EDIT: Nevermind. The Mixtral example converts BF16 to F32 for Metal, so needs 180G mem then.
let dtype = if device.is_cuda() {
DType::BF16
} else {
DType::F32
};
I'm also encountering this. Running the Q4_K_M version of this model: https://huggingface.co/TheBloke/dolphin-2.7-mixtral-8x7b-GGUF/blob/main/dolphin-2.7-mixtral-8x7b.Q4_K_M.gguf
Full stack trace:
thread 'main' panicked at inference_demo/src/main.rs:178:11:
called Result::unwrap()
on an Err
value: device mismatch in matmul, lhs: Metal { gpu_id: 4294969767 }, rhs: Cpu
0: std::backtrace_rs::backtrace::libunwind::trace
at /rustc/aedd173a2c086e558c2b66d3743b344f977621a7/library/std/src/../../backtrace/src/backtrace/libunwind.rs:104:5
1: std::backtrace_rs::backtrace::trace_unsynchronized
at /rustc/aedd173a2c086e558c2b66d3743b344f977621a7/library/std/src/../../backtrace/src/backtrace/mod.rs:66:5
2: std::backtrace::Backtrace::create
at /rustc/aedd173a2c086e558c2b66d3743b344f977621a7/library/std/src/backtrace.rs:331:13
3: candle_core::error::Error::bt
at /Users/kurt/.cargo/registry/src/index.crates.io-6f17d22bba15001f/candle-core-0.4.1/src/error.rs:227:25
4: candle_core::storage::Storage::same_device
at /Users/kurt/.cargo/registry/src/index.crates.io-6f17d22bba15001f/candle-core-0.4.1/src/storage.rs:49:17
5: candle_core::storage::Storage::matmul
at /Users/kurt/.cargo/registry/src/index.crates.io-6f17d22bba15001f/candle-core-0.4.1/src/storage.rs:655:9
6: candle_core::tensor::Tensor::matmul
at /Users/kurt/.cargo/registry/src/index.crates.io-6f17d22bba15001f/candle-core-0.4.1/src/tensor.rs:1169:23
7:
That's odd, I just ran the model you mentioned on cuda without any issue (and cuda / metal should have similar behavior when it comes to such errors).
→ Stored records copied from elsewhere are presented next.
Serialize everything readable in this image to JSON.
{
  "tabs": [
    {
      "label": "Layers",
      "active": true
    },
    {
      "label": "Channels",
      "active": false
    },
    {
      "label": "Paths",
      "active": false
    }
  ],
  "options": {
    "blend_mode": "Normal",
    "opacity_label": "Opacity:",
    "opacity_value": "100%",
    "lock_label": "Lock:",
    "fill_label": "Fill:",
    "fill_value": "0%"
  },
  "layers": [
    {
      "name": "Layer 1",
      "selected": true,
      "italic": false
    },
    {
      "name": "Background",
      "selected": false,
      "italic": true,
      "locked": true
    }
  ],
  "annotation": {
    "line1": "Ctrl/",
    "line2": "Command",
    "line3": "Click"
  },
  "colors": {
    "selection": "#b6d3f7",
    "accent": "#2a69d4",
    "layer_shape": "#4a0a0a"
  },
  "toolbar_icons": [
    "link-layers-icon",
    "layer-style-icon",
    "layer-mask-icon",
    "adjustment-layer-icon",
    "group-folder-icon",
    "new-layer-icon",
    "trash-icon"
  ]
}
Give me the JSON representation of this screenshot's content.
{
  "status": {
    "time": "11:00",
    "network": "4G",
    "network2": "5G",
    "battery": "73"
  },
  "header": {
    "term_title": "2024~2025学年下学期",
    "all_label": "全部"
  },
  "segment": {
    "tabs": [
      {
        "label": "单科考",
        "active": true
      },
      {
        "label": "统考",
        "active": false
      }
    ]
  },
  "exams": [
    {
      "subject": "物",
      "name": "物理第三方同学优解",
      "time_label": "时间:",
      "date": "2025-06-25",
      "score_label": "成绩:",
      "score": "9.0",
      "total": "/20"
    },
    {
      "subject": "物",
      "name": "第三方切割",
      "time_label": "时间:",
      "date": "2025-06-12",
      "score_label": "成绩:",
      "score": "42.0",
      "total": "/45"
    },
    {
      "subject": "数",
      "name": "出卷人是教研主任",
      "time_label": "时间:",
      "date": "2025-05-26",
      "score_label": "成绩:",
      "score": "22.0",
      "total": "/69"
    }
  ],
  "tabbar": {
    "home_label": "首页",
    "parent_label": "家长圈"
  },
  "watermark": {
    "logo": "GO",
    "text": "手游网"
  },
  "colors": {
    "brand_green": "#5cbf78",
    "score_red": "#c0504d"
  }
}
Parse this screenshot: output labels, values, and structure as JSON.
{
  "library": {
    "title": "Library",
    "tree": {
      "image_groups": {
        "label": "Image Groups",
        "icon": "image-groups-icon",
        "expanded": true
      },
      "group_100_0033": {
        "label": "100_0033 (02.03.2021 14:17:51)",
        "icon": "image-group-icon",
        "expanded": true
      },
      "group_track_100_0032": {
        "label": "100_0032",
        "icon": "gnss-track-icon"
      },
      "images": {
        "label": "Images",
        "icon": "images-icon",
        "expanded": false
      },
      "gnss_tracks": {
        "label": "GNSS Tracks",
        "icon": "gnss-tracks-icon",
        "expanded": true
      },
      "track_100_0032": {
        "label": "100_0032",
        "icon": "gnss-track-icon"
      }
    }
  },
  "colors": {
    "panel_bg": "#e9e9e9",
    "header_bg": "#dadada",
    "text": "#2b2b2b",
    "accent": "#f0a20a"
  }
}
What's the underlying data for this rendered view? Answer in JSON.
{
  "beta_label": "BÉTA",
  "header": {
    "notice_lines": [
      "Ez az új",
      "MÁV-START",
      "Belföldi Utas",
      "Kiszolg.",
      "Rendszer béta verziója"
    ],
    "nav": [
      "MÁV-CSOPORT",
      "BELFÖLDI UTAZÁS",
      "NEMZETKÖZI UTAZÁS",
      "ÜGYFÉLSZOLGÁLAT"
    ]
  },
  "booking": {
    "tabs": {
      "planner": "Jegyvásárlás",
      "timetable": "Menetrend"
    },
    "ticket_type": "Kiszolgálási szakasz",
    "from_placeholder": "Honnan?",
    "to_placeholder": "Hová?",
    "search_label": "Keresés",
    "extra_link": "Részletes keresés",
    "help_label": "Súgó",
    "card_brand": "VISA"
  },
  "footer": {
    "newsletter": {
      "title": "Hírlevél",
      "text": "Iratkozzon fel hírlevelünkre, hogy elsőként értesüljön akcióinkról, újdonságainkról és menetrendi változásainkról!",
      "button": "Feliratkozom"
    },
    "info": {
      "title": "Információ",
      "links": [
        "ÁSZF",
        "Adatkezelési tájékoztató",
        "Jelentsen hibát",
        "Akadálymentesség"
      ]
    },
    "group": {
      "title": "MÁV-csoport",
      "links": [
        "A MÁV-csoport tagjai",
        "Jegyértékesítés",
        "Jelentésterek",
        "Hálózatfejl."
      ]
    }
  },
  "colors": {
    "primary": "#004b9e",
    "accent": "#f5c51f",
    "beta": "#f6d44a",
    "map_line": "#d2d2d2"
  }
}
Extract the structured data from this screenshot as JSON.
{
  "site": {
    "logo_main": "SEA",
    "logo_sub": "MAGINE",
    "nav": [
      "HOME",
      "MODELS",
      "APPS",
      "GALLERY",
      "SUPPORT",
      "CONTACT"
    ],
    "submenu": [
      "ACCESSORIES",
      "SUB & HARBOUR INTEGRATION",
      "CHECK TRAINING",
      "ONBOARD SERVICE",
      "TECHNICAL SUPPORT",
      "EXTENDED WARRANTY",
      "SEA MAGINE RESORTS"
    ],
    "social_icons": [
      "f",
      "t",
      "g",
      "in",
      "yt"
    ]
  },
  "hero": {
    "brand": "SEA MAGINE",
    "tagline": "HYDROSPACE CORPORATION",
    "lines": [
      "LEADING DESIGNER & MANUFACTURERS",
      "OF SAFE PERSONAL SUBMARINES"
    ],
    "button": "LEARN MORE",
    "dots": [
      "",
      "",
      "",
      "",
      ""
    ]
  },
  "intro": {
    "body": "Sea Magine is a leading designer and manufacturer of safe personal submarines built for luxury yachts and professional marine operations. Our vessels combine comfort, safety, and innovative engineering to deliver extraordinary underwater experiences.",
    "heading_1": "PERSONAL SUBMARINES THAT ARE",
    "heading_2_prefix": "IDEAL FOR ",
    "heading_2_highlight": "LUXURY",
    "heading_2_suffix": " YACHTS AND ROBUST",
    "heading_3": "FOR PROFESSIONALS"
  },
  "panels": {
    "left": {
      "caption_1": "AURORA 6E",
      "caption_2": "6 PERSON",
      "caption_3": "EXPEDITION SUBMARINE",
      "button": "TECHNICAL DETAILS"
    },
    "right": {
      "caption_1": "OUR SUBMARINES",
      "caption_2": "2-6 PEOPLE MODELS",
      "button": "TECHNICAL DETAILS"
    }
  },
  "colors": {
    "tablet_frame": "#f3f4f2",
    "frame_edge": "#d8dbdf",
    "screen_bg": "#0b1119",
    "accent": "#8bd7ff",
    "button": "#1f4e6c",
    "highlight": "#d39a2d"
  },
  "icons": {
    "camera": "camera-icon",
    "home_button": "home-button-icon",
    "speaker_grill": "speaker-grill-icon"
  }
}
Is it possible that your code in inference_demo
is not moving the input tensors to the metal device and keeps them on cpu?
How would I check that?
There is no implicit device in candle so you explicitely set the device each time you create a tensor or the device is inferred from the argument in the case of operations on tensors. You would want to check that the tensor inputs are appropriately sent on your device as is done here for example. You would also want to check that you're loading the model on the same device. My guess is that somewhere in your code you may have some hardcoded Device::Cpu
.
You can also print the device of your tensor so that it's easier to narrow done where this is coming from.
The hardcoded Device::Cpu
was actually in the quantized matmul
implementation of candle-core v4.1
, which is fixed in the latest release, so at least that one is solved 😄
I found the mixtral example in this repo, and try to run it on A100 80GB, but the default Mixtral-8x7B-v0.1 runs out of memory.
I was curious what GPU can run it in one card?